Depletion of β1,6-N-acetylglucosaminyltransferase reduces E-selectin binding capacity and migratory potential of human gastrointestinal adenocarcinoma cells.

The commonly altered glycosylation of tumor cells is a hallmark of tumor progression and metastasis formation. One prominent example is the interaction of sialylated glycans at the tumor cell surface with endothelial (E)-selectin as an early event of an adhesion cascade that enables extravasation of circulating tumor cells (CTCs) into distant tissues. In a previous study, we identified GCNT3 (mucin-type core2/ core4 β1,6-N-acetylglucosaminyltransferase) highly over-expressed in gastrointestinal adenocarcinoma cells that facilitate the canonical E-selectin ligands sialyl-Lewis A and X (sLeA/X) for E-selectin binding and endothelial adhesion. Here we show that shRNA-mediated, stable depletion of GCNT3 reduced sLeA (tumor marker CA19-9) presentation on two out of three tested human gastrointestinal adenocarcinoma cell lines, concurrently showing reduced static E-selectin binding. Significant effects of GCNT3 depletion on dynamic, shear-resistant tumor cell adhesion on immobilized E-selectin as well as endothelial cells were only partially and inconsistently observable as were effects on tumor cell proliferation (2D) or 3D colony formation. Nevertheless, tumor cell migration was consistently reduced upon GCNT3 depletion in all tested cell lines.
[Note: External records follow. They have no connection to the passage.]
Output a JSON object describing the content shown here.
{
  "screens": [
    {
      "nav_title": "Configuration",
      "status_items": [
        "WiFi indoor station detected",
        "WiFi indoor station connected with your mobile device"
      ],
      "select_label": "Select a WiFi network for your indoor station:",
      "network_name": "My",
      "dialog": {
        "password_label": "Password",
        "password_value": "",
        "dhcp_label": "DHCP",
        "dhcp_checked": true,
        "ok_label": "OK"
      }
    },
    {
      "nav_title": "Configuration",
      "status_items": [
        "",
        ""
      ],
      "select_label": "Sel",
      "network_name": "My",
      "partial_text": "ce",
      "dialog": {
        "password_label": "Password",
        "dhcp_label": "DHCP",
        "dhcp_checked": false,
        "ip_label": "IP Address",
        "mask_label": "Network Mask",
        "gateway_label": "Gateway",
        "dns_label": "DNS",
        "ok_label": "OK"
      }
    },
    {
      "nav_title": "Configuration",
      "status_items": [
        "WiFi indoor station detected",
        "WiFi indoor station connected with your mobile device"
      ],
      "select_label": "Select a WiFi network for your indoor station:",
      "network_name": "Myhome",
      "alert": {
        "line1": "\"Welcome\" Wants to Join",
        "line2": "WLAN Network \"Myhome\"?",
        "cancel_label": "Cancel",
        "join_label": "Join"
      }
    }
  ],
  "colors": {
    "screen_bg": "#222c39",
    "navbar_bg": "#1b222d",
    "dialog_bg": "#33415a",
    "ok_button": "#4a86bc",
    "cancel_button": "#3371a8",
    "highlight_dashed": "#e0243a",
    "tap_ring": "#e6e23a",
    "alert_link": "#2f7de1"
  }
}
Detailed glycome analyses revealed that GCNT3 depletion caused cell line-specific alterations in N- and O-glycans as well as glycosphingolipids, collectively mainly associating with decreased Core-2 structures resulting in varied abundance of sialylation and Lewis antigen with consistent phenotypic changes. Distinctive N- and O-glycosylation features were found to be inherent to specific cell types. These findings suggest GCNT3 products as possible carriers of sLeA and static E-selectin binding sites as well as common pro-migratory glycans in human gastrointestinal cancer.